Wesley Low

Personal information
- Born: Palmdale, California

Sport
- Country: USA
- Sport: Bowling

Achievements and titles
- World finals: World Youth Bowling Championships 5 time Gold medal winner
- National finals: 5 time member of Team USA US Amateur Champion 8 PBA Regional Tour titles 2 Time Junior Gold Champion

Medal record
World Youth Tenpin Bowling Championships
| Gold medal – first place | 2014 Hong Kong | All Events |
| Gold medal – first place | 2014 Hong Kong | Team |
| Gold medal – first place | 2016 Lincoln | Singles |
| Gold medal – first place | 2016 Lincoln | Doubles |
| Gold medal – first place | 2016 Lincoln | Team |

= Wesley Low =

American bowler

Wesley Low is an American bowler from Palmdale, California. He uses the two-handed shovel-style delivery with a dominant left hand. He is the 36th bowler in tournament history to record a 900 series or three consecutive perfect games. Low is the youngest bowler to win a Professional Bowlers Association (PBA) Regional Tour event, which he did at the age of 15 as a non-member. He is a member of PBA since 2019,

He was a member of Team USA in 2014, when he won the all-events gold medal at the World Bowling Youth Championships with a record 18-game total of 4,224, a 234.6 average.
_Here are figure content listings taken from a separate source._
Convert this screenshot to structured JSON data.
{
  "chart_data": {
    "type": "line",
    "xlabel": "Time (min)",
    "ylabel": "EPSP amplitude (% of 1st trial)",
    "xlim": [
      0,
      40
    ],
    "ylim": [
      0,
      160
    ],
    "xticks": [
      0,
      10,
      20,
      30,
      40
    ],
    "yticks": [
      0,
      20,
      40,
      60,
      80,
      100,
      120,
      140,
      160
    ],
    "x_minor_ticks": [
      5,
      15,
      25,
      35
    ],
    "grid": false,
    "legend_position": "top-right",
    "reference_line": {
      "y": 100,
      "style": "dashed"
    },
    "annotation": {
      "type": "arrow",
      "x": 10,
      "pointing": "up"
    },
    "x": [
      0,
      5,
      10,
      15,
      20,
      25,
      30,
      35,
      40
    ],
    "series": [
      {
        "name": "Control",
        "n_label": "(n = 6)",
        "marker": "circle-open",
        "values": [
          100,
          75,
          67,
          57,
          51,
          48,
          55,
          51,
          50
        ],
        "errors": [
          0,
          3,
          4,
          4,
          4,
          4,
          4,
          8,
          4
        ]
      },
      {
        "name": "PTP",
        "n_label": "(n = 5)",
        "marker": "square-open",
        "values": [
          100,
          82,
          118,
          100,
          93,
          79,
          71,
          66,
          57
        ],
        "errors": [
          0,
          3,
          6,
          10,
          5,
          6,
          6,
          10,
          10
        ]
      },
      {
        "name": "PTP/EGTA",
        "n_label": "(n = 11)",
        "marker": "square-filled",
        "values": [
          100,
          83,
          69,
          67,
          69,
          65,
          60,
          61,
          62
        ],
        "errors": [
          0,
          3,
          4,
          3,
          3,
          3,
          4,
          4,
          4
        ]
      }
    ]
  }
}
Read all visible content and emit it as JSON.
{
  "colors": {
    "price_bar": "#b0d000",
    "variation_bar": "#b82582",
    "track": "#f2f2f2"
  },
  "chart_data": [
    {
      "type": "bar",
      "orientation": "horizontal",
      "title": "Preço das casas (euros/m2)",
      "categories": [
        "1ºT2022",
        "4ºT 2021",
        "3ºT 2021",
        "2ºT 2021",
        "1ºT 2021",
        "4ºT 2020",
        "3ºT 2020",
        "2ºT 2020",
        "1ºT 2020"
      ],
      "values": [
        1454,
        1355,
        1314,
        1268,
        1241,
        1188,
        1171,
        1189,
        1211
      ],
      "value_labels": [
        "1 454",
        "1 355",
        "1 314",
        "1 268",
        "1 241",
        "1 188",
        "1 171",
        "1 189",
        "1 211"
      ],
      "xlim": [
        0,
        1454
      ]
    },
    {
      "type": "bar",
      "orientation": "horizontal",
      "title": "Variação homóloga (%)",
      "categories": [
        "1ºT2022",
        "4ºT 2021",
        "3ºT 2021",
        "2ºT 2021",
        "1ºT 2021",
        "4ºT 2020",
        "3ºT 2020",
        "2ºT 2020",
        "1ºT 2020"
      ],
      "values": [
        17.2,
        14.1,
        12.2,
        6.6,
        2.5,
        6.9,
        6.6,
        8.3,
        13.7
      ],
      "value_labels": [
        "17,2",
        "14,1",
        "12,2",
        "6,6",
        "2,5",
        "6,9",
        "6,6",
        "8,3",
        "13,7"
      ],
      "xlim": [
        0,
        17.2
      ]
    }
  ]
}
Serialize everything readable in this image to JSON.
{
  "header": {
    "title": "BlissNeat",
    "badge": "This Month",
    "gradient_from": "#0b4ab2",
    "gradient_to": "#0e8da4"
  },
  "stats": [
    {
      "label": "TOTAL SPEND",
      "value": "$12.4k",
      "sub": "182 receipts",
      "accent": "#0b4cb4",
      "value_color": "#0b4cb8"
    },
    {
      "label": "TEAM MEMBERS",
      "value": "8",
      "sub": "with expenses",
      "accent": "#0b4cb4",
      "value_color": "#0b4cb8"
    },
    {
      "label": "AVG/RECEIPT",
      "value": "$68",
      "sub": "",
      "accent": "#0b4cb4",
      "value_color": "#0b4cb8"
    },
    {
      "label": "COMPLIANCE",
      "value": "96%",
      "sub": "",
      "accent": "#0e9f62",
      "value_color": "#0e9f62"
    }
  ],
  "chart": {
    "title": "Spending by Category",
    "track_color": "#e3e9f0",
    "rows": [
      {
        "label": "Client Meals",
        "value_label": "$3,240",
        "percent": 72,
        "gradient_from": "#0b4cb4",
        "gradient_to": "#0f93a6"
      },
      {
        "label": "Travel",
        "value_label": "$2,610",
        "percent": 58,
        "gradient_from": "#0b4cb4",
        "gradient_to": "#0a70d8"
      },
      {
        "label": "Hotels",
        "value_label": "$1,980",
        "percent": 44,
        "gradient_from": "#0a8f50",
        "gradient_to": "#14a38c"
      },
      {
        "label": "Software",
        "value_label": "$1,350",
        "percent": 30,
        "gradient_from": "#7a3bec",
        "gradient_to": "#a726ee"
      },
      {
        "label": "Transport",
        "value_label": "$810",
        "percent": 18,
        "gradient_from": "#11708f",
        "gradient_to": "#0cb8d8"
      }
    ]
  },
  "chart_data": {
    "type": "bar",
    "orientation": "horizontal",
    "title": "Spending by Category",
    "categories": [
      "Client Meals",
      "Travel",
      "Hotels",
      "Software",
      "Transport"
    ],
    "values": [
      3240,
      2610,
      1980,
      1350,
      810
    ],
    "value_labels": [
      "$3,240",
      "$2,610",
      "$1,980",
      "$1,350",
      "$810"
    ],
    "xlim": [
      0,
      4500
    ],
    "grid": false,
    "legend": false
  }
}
At the Team USA Trials in 2019, he finished second to longtime Team USA member John Janawicz, earning him a spot on the adult version of Team USA for the first time. He won the men's title at the 2019 United States National Amateur Bowling Championships, which were held alongside the Team Trials.

As a youth bowler, he had success in PBA Regional Tour competition, winning four Regional titles as a non-member. He is now a full-time PBA competitor, and has won 8 PBA Regional titles to date.

Low is a member of the MOTIV Bowling pro staff.